No, no, he’s not there anymore. He’s in the blue house with Kara.

He runs his hands over the sheets, light and soft under his palms. He never had sheets in the cell.

Touches the petals of the small flower still waiting in its cup. No one brought him flowers before.

He inhales the musty scent of a house left to sit for who knows how long. His space always smelled metallic, either from his own blood or someone else’s as it seeped down the hall or under the door.

It’s really her. He can leave the room if he wants to, even if it feels like a monumental task.

Biology forces him forward. She’s already had to clean up his vomit once.

He’s not about to take that to another level.

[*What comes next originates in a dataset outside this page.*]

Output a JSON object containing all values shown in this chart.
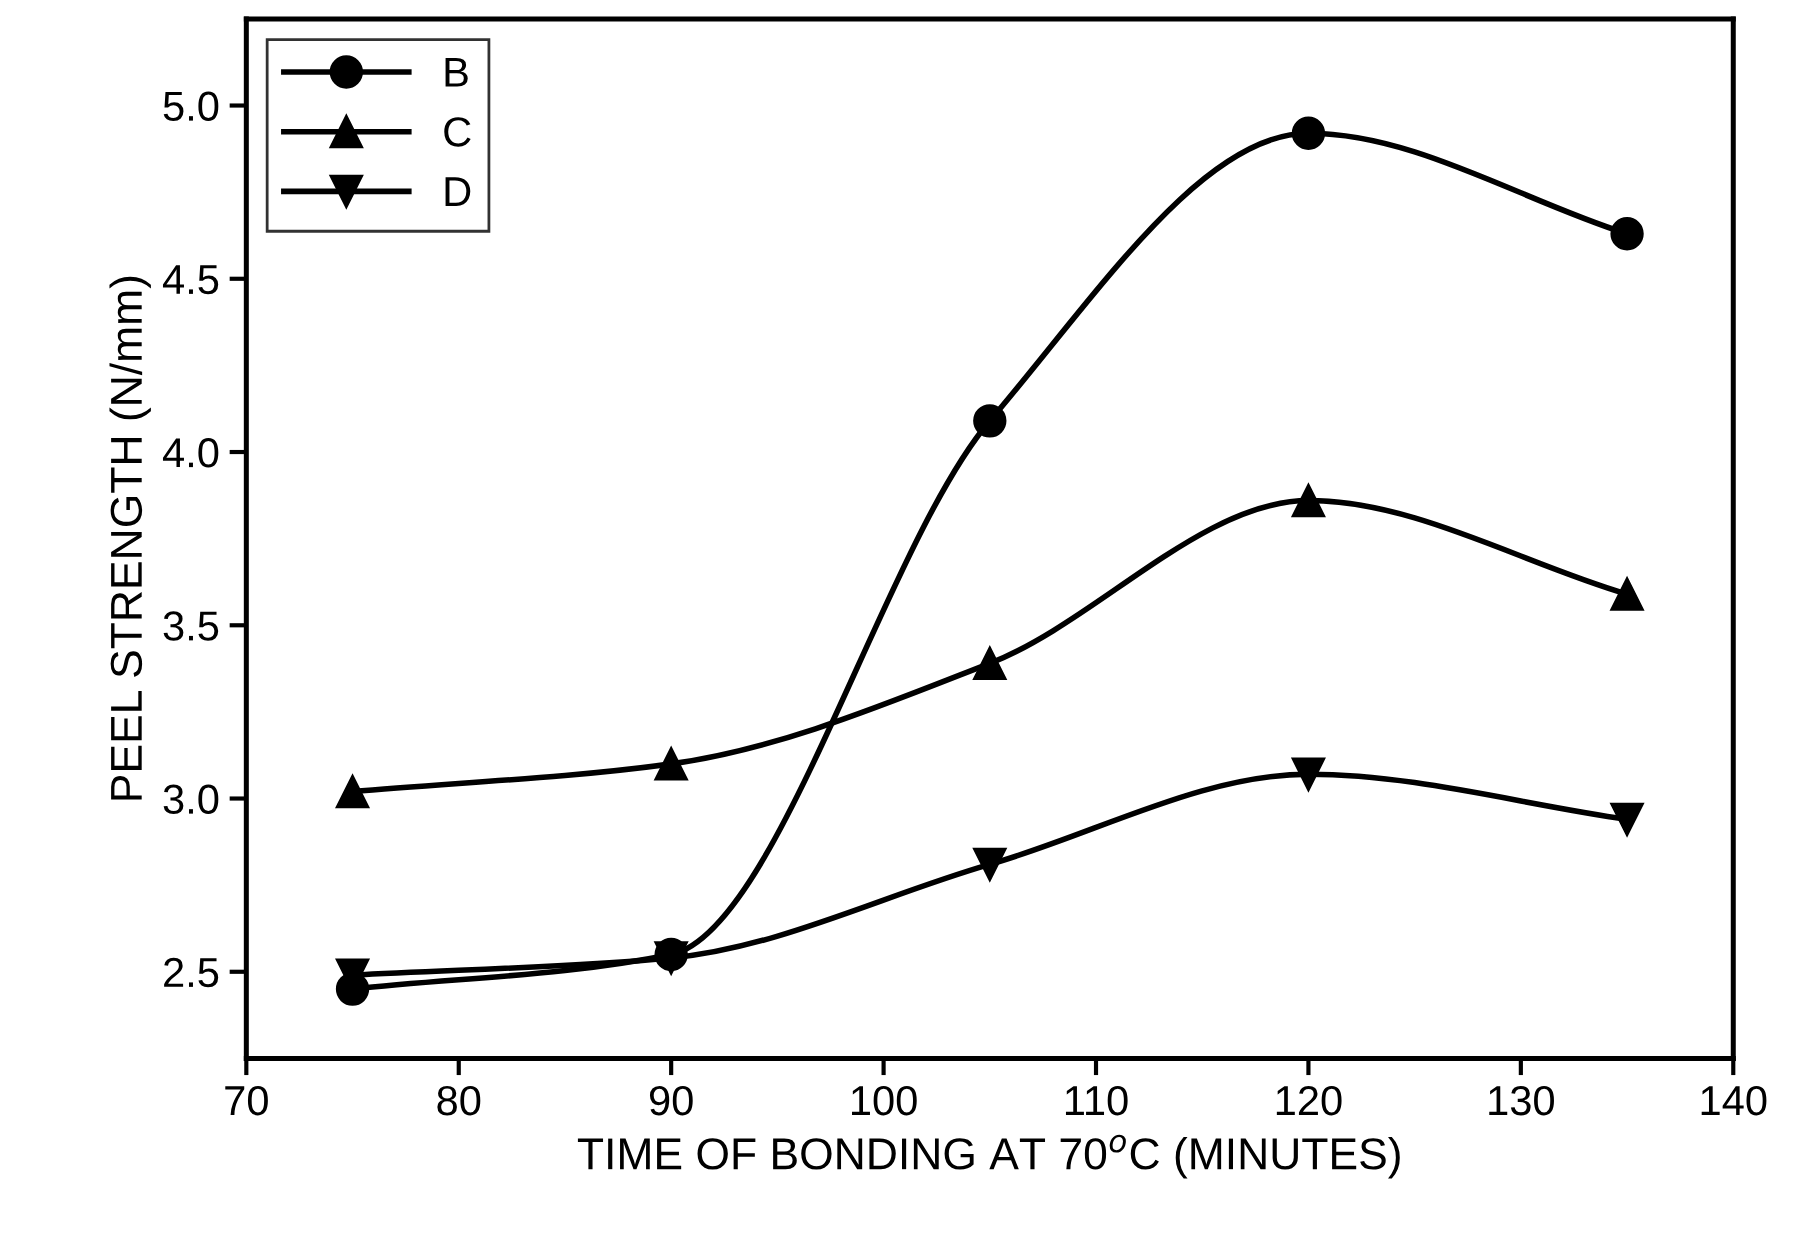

There’s an odd sort of tremble that zings from his feet to the back of his neck as he rises from the bed.

It’s a warning bell that only sounds when he’s doing something forbidden and it takes every effort not to stop halfway across the room and rush back.

You’re a grown man, for fuck’s sake. Just find the bathroom and quit your quivering, is what he tells himself.

One step, then two. He peeks around the door as if Silas is waiting to drag him back where he belongs, then bolts to his goal. He takes the quickest piss of his life before getting stuck staring at his reflection in the mirror on his way out.

The man looking back has him frozen solid. His hair is a mess, and his body is a disheveled road map spelling out what’s been done to him. Every pothole and crack in the pavement is etched into his skin from his shoulders down to the waistband of the sweatpants he wears.

What is she doing here with him? Locked in this house for who knows how long, away from anyone she might be missing, and for what?